- Date: 16 October 2024
- Category: Informative Articles, Waste Management
Changes are afoot for the NHS in a bid to make savings and create a more eco-friendly and sustainable health service, as the UK government announce today that a project entitled Design for Life Roadmap will start with the aim to reduce single-use items in the NHS clinical waste stream.
The new Labour government have made it a mission of their first term in parliament to ensure that single use MedTech items are a thing of the past by launching a new incentive scheme for manufacturers to develop more items that can be used in medical settings multiple times, reducing waste and purchasing costs in the process, diverting much needed funds back into the NHS.
NHS Clinical Waste Savings Could Help Hospitals Across the UK
When thinking about the National Health Service, many of us don’t think of clinical waste. But maybe we should, because the stats are stark. For example, the NHS creates some 156,000 tonnes of clinical waste in England alone. Much of this, but not all, is single use apparatus that, if produced in such a way, could be used thousands of times more, reducing the need for new equipment each procedure. And the news of this major clinical waste crackdown, available on the government’s website today, offers an eye-catching insight into the level of waste.
The article states that harmonic shears – which help to seal wounds using ultrasound waves – are binned after just one use and cost £500 per item. But it doesn’t stop there. Companies already buying these used items of waste, safely remanufacturing them at lower cost and using them for themselves or to sell onwards. It seems like it’s this type of technology reinvention that the NHS and UK government are looking to take inspiration from in their mission to tackle excess NHS clinical waste.
And while this may be a big project, there’s evidence from other NHS trusts that savings can be made when it comes to NHS waste. For example, Leeds Teaching Hospitals Trust saved a whopping £76,610 in purchasing remanufactured catheters and then an additional £22,923 in selling the eventually used items for collection. If these figures were extrapolated across the 1148 hospitals in the UK, the NHS could save a massive £87 million in purchasing costs, and bring in a further £26 million in selling on these items for further remanufacture. Imagine this cash being spent elsewhere in the NHS.
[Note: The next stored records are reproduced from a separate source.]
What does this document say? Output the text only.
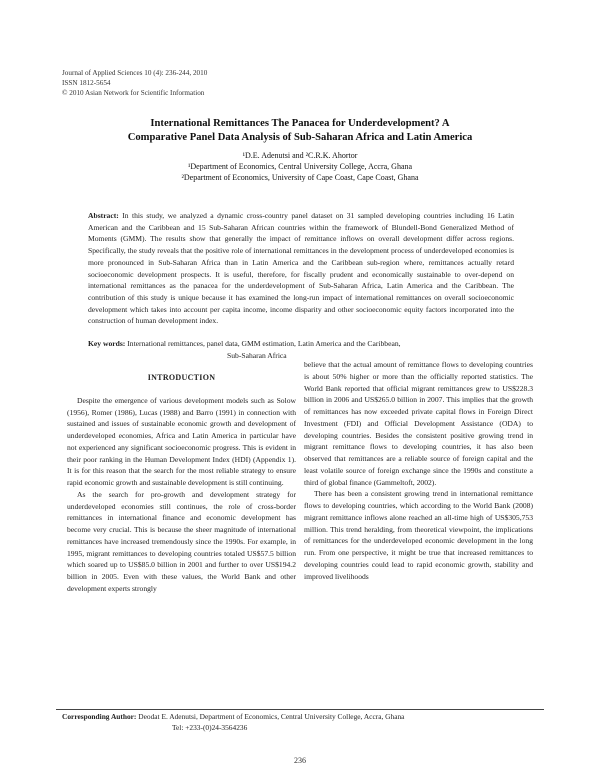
Journal of Applied Sciences 10 (4): 236-244, 2010
ISSN 1812-5654
© 2010 Asian Network for Scientific Information
International Remittances The Panacea for Underdevelopment? A
Comparative Panel Data Analysis of Sub-Saharan Africa and Latin America
¹D.E. Adenutsi and ²C.R.K. Ahortor
¹Department of Economics, Central University College, Accra, Ghana
²Department of Economics, University of Cape Coast, Cape Coast, Ghana
Abstract: In this study, we analyzed a dynamic cross-country panel dataset on 31 sampled developing countries including 16 Latin American and the Caribbean and 15 Sub-Saharan African countries within the framework of Blundell-Bond Generalized Method of Moments (GMM). The results show that generally the impact of remittance inflows on overall development differ across regions. Specifically, the study reveals that the positive role of international remittances in the development process of underdeveloped economies is more pronounced in Sub-Saharan Africa than in Latin America and the Caribbean sub-region where, remittances actually retard socioeconomic development prospects. It is useful, therefore, for fiscally prudent and economically sustainable to over-depend on international remittances as the panacea for the underdevelopment of Sub-Saharan Africa, Latin America and the Caribbean. The contribution of this study is unique because it has examined the long-run impact of international remittances on overall socioeconomic development which takes into account per capita income, income disparity and other socioeconomic equity factors incorporated into the construction of human development index.
Key words: International remittances, panel data, GMM estimation, Latin America and the Caribbean,
Sub-Saharan Africa
INTRODUCTION

Despite the emergence of various development models such as Solow (1956), Romer (1986), Lucas (1988) and Barro (1991) in connection with sustained and issues of sustainable economic growth and development of underdeveloped economies, Africa and Latin America in particular have not experienced any significant socioeconomic progress. This is evident in their poor ranking in the Human Development Index (HDI) (Appendix 1). It is for this reason that the search for the most reliable strategy to ensure rapid economic growth and sustainable development is still continuing.

As the search for pro-growth and development strategy for underdeveloped economies still continues, the role of cross-border remittances in international finance and economic development has become very crucial. This is because the sheer magnitude of international remittances have increased tremendously since the 1990s. For example, in 1995, migrant remittances to developing countries totaled US$57.5 billion which soared up to US$85.0 billion in 2001 and further to over US$194.2 billion in 2005. Even with these values, the World Bank and other development experts strongly

believe that the actual amount of remittance flows to developing countries is about 50% higher or more than the officially reported statistics. The World Bank reported that official migrant remittances grew to US$228.3 billion in 2006 and US$265.0 billion in 2007. This implies that the growth of remittances has now exceeded private capital flows in Foreign Direct Investment (FDI) and Official Development Assistance (ODA) to developing countries. Besides the consistent positive growing trend in migrant remittance flows to developing countries, it has also been observed that remittances are a reliable source of foreign capital and the least volatile source of foreign exchange since the 1990s and constitute a third of global finance (Gammeltoft, 2002).

There has been a consistent growing trend in international remittance flows to developing countries, which according to the World Bank (2008) migrant remittance inflows alone reached an all-time high of US$305,753 million. This trend heralding, from theoretical viewpoint, the implications of remittances for the underdeveloped economic development in the long run. From one perspective, it might be true that increased remittances to developing countries could lead to rapid economic growth, stability and improved livelihoods

Corresponding Author: Deodat E. Adenutsi, Department of Economics, Central University College, Accra, Ghana
Tel: +233-(0)24-3564236
236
Developed with more than 80 stakeholders from the UK MedTech industry, the Design for Life programme forms part of the UK government’s ambition to turn the UK into a life sciences superpower.
Direct365’s View:
As the UK’s clinical waste experts, we can only see this as a good thing for the NHS and the UK as a whole. In making these potential savings, the NHS is brining clinical waste to the heart of their cost-saving initiative. The figures being spoke about in the news released today are huge, and should serve as inspiration for private practices and even small businesses across the country. Waste doesn’t need to be single use. In the government’s words alone, a circular waste economy could add £75 billion to Britain’s economy and create 500,000 jobs too. And NHS clinical waste is just the tip of the iceberg. Any company can make cost and eco savings with the right willpower and strategy. And this move by the NHS seems like a good one to us.